Facebook’s bumper quarter seems to have many people scratching their heads.  Didn’t they just have a horrible year with regards to various scandals and revelations?  Surely this should’ve resulted in a bruised and battered set of user numbers and financials, so what went wrong (or right)?

On the earnings call, Justin Post from Bank of America Merrill Lynch asked the question: “… pretty rough press cycle in Q4.  Did you see any impact in the US and Europe on engagement or usage or people closing their accounts?  It certainly doesn’t seem evident in the MAU or numbers.  But just anecdotally did you see any impact on that?”

David Wehner, CFO of Facebook, answered as follows: “Justin, about the impact of the press cycle, I would just probably just let the numbers stand for themselves.”
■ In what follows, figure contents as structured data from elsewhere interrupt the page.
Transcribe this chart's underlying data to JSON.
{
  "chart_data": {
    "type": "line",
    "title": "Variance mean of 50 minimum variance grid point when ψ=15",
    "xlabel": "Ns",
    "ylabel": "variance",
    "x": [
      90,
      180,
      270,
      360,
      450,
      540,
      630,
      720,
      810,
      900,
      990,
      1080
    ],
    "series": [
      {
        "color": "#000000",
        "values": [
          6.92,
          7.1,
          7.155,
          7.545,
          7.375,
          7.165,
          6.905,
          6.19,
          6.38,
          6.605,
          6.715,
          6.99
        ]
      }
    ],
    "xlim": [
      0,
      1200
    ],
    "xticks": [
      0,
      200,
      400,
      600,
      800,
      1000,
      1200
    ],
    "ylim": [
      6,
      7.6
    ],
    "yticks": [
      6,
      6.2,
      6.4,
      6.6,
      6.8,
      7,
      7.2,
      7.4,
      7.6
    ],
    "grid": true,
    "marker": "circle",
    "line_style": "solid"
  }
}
So let’s have a look at the numbers from Facebook’s Q4 2018 earnings presentation:

User figures in US & Canada and Europe increased (after small drops in the previous two quarters) to hit new all-time highs.  Advertising revenues have increased in all regions but have grown particularly strongly in US & Canada and Europe where the press cycle was arguably the most negative.

Therefore, there’s only one answer, users didn’t care about all the negative PR and advertisers cared even less.  I will leave the question of why users didn’t care to someone more qualified to answer, a psychologist perhaps but I will try and provide an explanation regarding advertisers.

Here again the answers lie in information revealed on the call.  In her opening statement Sheryl Sandberg, COO of Facebook, pointed out that they now have over 7m active advertisers across their services.  She also talks about how Facebook are constantly investing to improve targeting capabilities (using AI) whilst also ensuring that the process of running campaigns has been made easier. The end result, it’s easier to spend with Facebook and you get great ROI on your ad-spend.

Of the 7m advertisers, the majority are small businesses, they will be less concerned about ethics and more concerned about ensuring that their relatively meagre budgets deliver maximum results; Facebook certainly delivers.

Major advertisers might comment on being uncomfortable about what Facebook do but the platform simply has too much reach and audience attention for them to ignore.  If one brand decides to stop investing in Facebook, they will almost certainly lose market share to their competitors.  This is not something that shareholders would take kindly to.

The brutal fact here is that Facebook have built a hugely effective platform to capture human attention and sell it on to advertisers with highly accurate (and arguably privacy invading) targeting capabilities.  It’s too addictive for most people to give up on and too efficient for most advertisers to ignore, a few uncomfortable facts aren’t going to get in the way.